Gedung KPK (Foto: Dok Okezone)
JAKARTA - Komisi Pemberantasan Korupsi (KPK) kembali memanggil Ketua DPRD Kuantan Singingi (Kuansing), Riau, Juprizal. Ia diperiksa sebagai saksi dalam investigasi kasus dugaan suap pengisian kedudukan di lingkungan Pemerintah Kabupaten Kuansing nan menjerat Bupati nonaktif Suhardiman Amby.
Berdasarkan agenda pemeriksaan KPK pada Selasa (28/7/2026), Juprizal diperiksa berbareng sejumlah saksi lainnya di Kantor Perwakilan Badan Pengawasan Keuangan dan Pembangunan (BPKP) Riau. Dalam agenda pemeriksaan tersebut, Juprizal dipanggil dalam kapasitasnya sebagai Ketua Koperasi Unit Desa (KUD) Prima Sehati.
"Hari ini KPK menjadwalkan pemeriksaan saksi dalam dugaan TPK berupa suap kedudukan di Pemerintah Kabupaten Kuantan Singingi (Pemkab Kuansing)," kata Juru Bicara KPK Budi Prasetyo, Selasa (28/7/2026).
Selain Juprizal, interogator juga menjadwalkan pemeriksaan terhadap 10 saksi lainnya, ialah Fahdiansyah selaku Asisten I Pemkab Kuansing nan juga pernah menjabat sebagai Pj Sekda Kuansing periode 2024–2025, Fauzan Abdillah dari Pemprov Riau, Rasid Asnianto selaku Kepala Desa Setiang, Tri Kurniawan Ahmadi dari unsur swasta, Hendra Siswanto, Fajri, dan Rafiza Pratama dari unsur swasta, Julhensa selaku Bendahara KUD Prima Sehati, Edi Wandra nan menjabat Wakil Ketua KUD Prima Sehati sekaligus personil DPRD Kuansing, serta Saparudin nan merupakan personil KUD Prima Sehati.
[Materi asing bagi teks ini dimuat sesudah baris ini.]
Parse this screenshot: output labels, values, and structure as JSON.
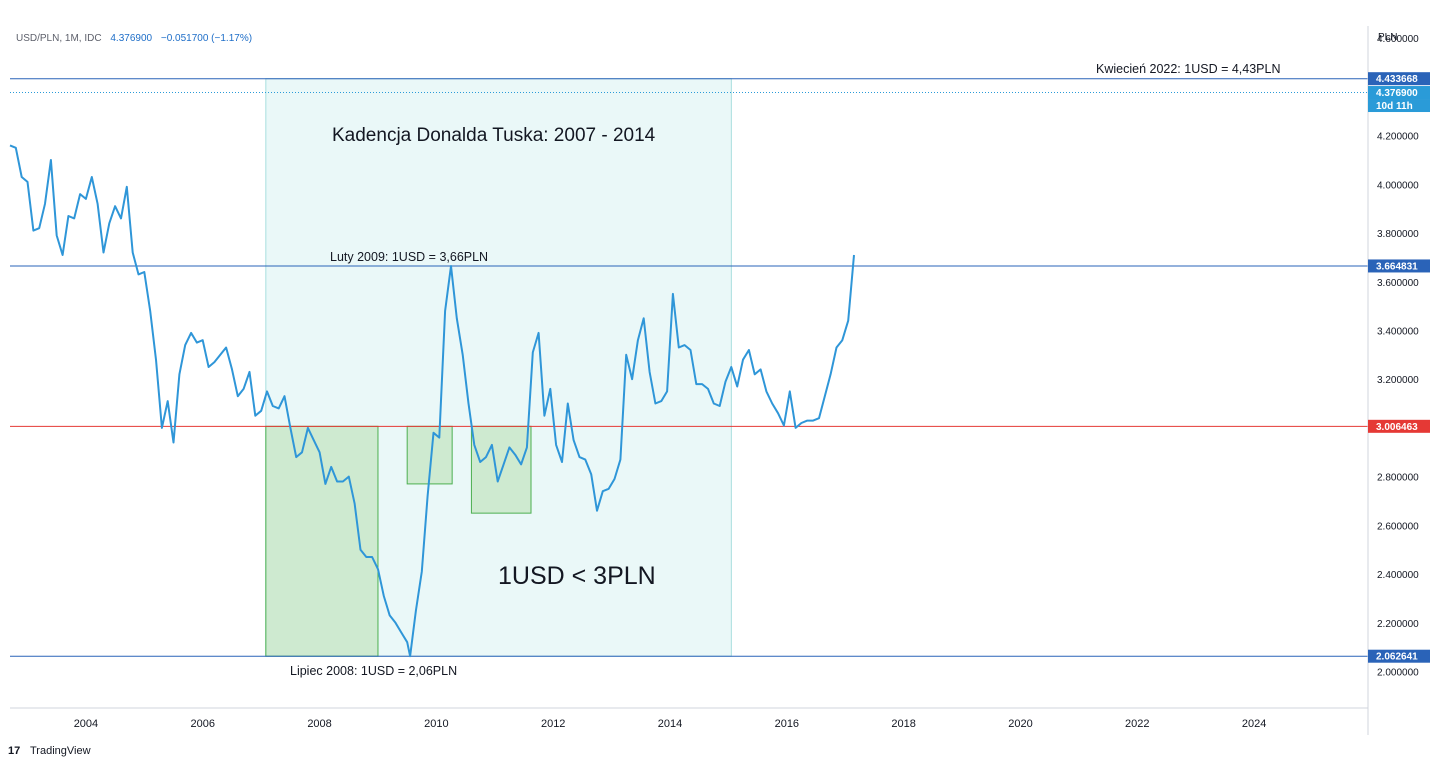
{
  "header": {
    "symbol": "USD/PLN, 1M, IDC",
    "last": "4.376900",
    "change": "−0.051700 (−1.17%)"
  },
  "axis": {
    "unit_label": "PLN"
  },
  "brand": {
    "name": "TradingView"
  },
  "colors": {
    "line": "#2f96d8",
    "hline_blue": "#2a63b8",
    "hline_red": "#e53935",
    "zone_fill": "#eaf8f8",
    "zone_border": "#a8dede",
    "box_fill": "#c9e8c9",
    "box_border": "#4caf50",
    "label_blue": "#2a63b8",
    "label_light": "#2a9bd8",
    "label_red": "#e53935"
  },
  "annotations": {
    "tusk": "Kadencja Donalda Tuska: 2007 - 2014",
    "feb2009": "Luty 2009: 1USD = 3,66PLN",
    "jul2008": "Lipiec 2008: 1USD = 2,06PLN",
    "apr2022": "Kwiecień 2022: 1USD = 4,43PLN",
    "below3": "1USD < 3PLN"
  },
  "price_labels": [
    {
      "id": "high",
      "text": "4.433668",
      "value": 4.433668,
      "color": "#2a63b8"
    },
    {
      "id": "last",
      "text": "4.376900",
      "value": 4.3769,
      "color": "#2a9bd8"
    },
    {
      "id": "countdown",
      "text": "10d 11h",
      "value": 4.3769,
      "color": "#2a9bd8"
    },
    {
      "id": "feb",
      "text": "3.664831",
      "value": 3.664831,
      "color": "#2a63b8"
    },
    {
      "id": "three",
      "text": "3.006463",
      "value": 3.006463,
      "color": "#e53935"
    },
    {
      "id": "low",
      "text": "2.062641",
      "value": 2.062641,
      "color": "#2a63b8"
    }
  ],
  "chart_data": {
    "type": "line",
    "title": "USD/PLN, 1M, IDC",
    "ylabel": "PLN",
    "xlim": [
      2002.7,
      2025.95
    ],
    "ylim": [
      1.85,
      4.65
    ],
    "x_ticks": [
      "2004",
      "2006",
      "2008",
      "2010",
      "2012",
      "2014",
      "2016",
      "2018",
      "2020",
      "2022",
      "2024"
    ],
    "y_ticks": [
      "4.600000",
      "4.200000",
      "4.000000",
      "3.800000",
      "3.600000",
      "3.400000",
      "3.200000",
      "3.000000",
      "2.800000",
      "2.600000",
      "2.400000",
      "2.200000",
      "2.000000"
    ],
    "horizontal_lines": [
      {
        "value": 4.433668,
        "color": "#2a63b8",
        "style": "solid"
      },
      {
        "value": 4.3769,
        "color": "#2a9bd8",
        "style": "dotted"
      },
      {
        "value": 3.664831,
        "color": "#2a63b8",
        "style": "solid"
      },
      {
        "value": 3.006463,
        "color": "#e53935",
        "style": "solid"
      },
      {
        "value": 2.062641,
        "color": "#2a63b8",
        "style": "solid"
      }
    ],
    "shaded_ranges": [
      {
        "x0": 2007.08,
        "x1": 2015.05,
        "y0": 2.062641,
        "y1": 4.433668
      }
    ],
    "boxes": [
      {
        "x0": 2007.08,
        "x1": 2009.0,
        "y0": 2.062641,
        "y1": 3.006463
      },
      {
        "x0": 2009.5,
        "x1": 2010.27,
        "y0": 2.77,
        "y1": 3.006463
      },
      {
        "x0": 2010.6,
        "x1": 2011.62,
        "y0": 2.65,
        "y1": 3.006463
      }
    ],
    "series": [
      {
        "points": [
          [
            2002.7,
            4.16
          ],
          [
            2002.8,
            4.15
          ],
          [
            2002.9,
            4.03
          ],
          [
            2003.0,
            4.01
          ],
          [
            2003.1,
            3.81
          ],
          [
            2003.2,
            3.82
          ],
          [
            2003.3,
            3.92
          ],
          [
            2003.4,
            4.1
          ],
          [
            2003.5,
            3.79
          ],
          [
            2003.6,
            3.71
          ],
          [
            2003.7,
            3.87
          ],
          [
            2003.8,
            3.86
          ],
          [
            2003.9,
            3.96
          ],
          [
            2004.0,
            3.94
          ],
          [
            2004.1,
            4.03
          ],
          [
            2004.2,
            3.92
          ],
          [
            2004.3,
            3.72
          ],
          [
            2004.4,
            3.84
          ],
          [
            2004.5,
            3.91
          ],
          [
            2004.6,
            3.86
          ],
          [
            2004.7,
            3.99
          ],
          [
            2004.8,
            3.72
          ],
          [
            2004.9,
            3.63
          ],
          [
            2005.0,
            3.64
          ],
          [
            2005.1,
            3.48
          ],
          [
            2005.2,
            3.28
          ],
          [
            2005.3,
            3.0
          ],
          [
            2005.4,
            3.11
          ],
          [
            2005.5,
            2.94
          ],
          [
            2005.6,
            3.22
          ],
          [
            2005.7,
            3.34
          ],
          [
            2005.8,
            3.39
          ],
          [
            2005.9,
            3.35
          ],
          [
            2006.0,
            3.36
          ],
          [
            2006.1,
            3.25
          ],
          [
            2006.2,
            3.27
          ],
          [
            2006.3,
            3.3
          ],
          [
            2006.4,
            3.33
          ],
          [
            2006.5,
            3.24
          ],
          [
            2006.6,
            3.13
          ],
          [
            2006.7,
            3.16
          ],
          [
            2006.8,
            3.23
          ],
          [
            2006.9,
            3.05
          ],
          [
            2007.0,
            3.07
          ],
          [
            2007.1,
            3.15
          ],
          [
            2007.2,
            3.09
          ],
          [
            2007.3,
            3.08
          ],
          [
            2007.4,
            3.13
          ],
          [
            2007.5,
            3.0
          ],
          [
            2007.6,
            2.88
          ],
          [
            2007.7,
            2.9
          ],
          [
            2007.8,
            3.0
          ],
          [
            2007.9,
            2.95
          ],
          [
            2008.0,
            2.9
          ],
          [
            2008.1,
            2.77
          ],
          [
            2008.2,
            2.84
          ],
          [
            2008.3,
            2.78
          ],
          [
            2008.4,
            2.78
          ],
          [
            2008.5,
            2.8
          ],
          [
            2008.6,
            2.69
          ],
          [
            2008.7,
            2.5
          ],
          [
            2008.8,
            2.47
          ],
          [
            2008.9,
            2.47
          ],
          [
            2009.0,
            2.42
          ],
          [
            2009.1,
            2.31
          ],
          [
            2009.2,
            2.23
          ],
          [
            2009.3,
            2.2
          ],
          [
            2009.4,
            2.16
          ],
          [
            2009.5,
            2.12
          ],
          [
            2009.55,
            2.062641
          ],
          [
            2009.65,
            2.25
          ],
          [
            2009.75,
            2.41
          ],
          [
            2009.85,
            2.72
          ],
          [
            2009.95,
            2.98
          ],
          [
            2010.05,
            2.96
          ],
          [
            2010.15,
            3.48
          ],
          [
            2010.25,
            3.664831
          ],
          [
            2010.35,
            3.45
          ],
          [
            2010.45,
            3.3
          ],
          [
            2010.55,
            3.1
          ],
          [
            2010.65,
            2.93
          ],
          [
            2010.75,
            2.86
          ],
          [
            2010.85,
            2.88
          ],
          [
            2010.95,
            2.93
          ],
          [
            2011.05,
            2.78
          ],
          [
            2011.15,
            2.85
          ],
          [
            2011.25,
            2.92
          ],
          [
            2011.35,
            2.89
          ],
          [
            2011.45,
            2.85
          ],
          [
            2011.55,
            2.92
          ],
          [
            2011.65,
            3.31
          ],
          [
            2011.75,
            3.39
          ],
          [
            2011.85,
            3.05
          ],
          [
            2011.95,
            3.16
          ],
          [
            2012.05,
            2.93
          ],
          [
            2012.15,
            2.86
          ],
          [
            2012.25,
            3.1
          ],
          [
            2012.35,
            2.95
          ],
          [
            2012.45,
            2.88
          ],
          [
            2012.55,
            2.87
          ],
          [
            2012.65,
            2.81
          ],
          [
            2012.75,
            2.66
          ],
          [
            2012.85,
            2.74
          ],
          [
            2012.95,
            2.75
          ],
          [
            2013.05,
            2.79
          ],
          [
            2013.15,
            2.87
          ],
          [
            2013.25,
            3.3
          ],
          [
            2013.35,
            3.2
          ],
          [
            2013.45,
            3.36
          ],
          [
            2013.55,
            3.45
          ],
          [
            2013.65,
            3.23
          ],
          [
            2013.75,
            3.1
          ],
          [
            2013.85,
            3.11
          ],
          [
            2013.95,
            3.15
          ],
          [
            2014.05,
            3.55
          ],
          [
            2014.15,
            3.33
          ],
          [
            2014.25,
            3.34
          ],
          [
            2014.35,
            3.32
          ],
          [
            2014.45,
            3.18
          ],
          [
            2014.55,
            3.18
          ],
          [
            2014.65,
            3.16
          ],
          [
            2014.75,
            3.1
          ],
          [
            2014.85,
            3.09
          ],
          [
            2014.95,
            3.19
          ],
          [
            2015.05,
            3.25
          ],
          [
            2015.15,
            3.17
          ],
          [
            2015.25,
            3.28
          ],
          [
            2015.35,
            3.32
          ],
          [
            2015.45,
            3.22
          ],
          [
            2015.55,
            3.24
          ],
          [
            2015.65,
            3.15
          ],
          [
            2015.75,
            3.1
          ],
          [
            2015.85,
            3.06
          ],
          [
            2015.95,
            3.01
          ],
          [
            2016.05,
            3.15
          ],
          [
            2016.15,
            3.0
          ],
          [
            2016.25,
            3.02
          ],
          [
            2016.35,
            3.03
          ],
          [
            2016.45,
            3.03
          ],
          [
            2016.55,
            3.04
          ],
          [
            2016.65,
            3.13
          ],
          [
            2016.75,
            3.22
          ],
          [
            2016.85,
            3.33
          ],
          [
            2016.95,
            3.36
          ],
          [
            2017.05,
            3.44
          ],
          [
            2017.15,
            3.71
          ]
        ]
      }
    ]
  }
}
Meski demikian, KPK belum mengungkap materi pemeriksaan para saksi hari ini. Sebelumnya, Juprizal juga telah diperiksa KPK sebagai saksi dalam perkara nan sama pada 8 Juli 2026. Dalam pemeriksaan tersebut, interogator menyita duit sebesar 12.000 dolar Singapura dari Juprizal.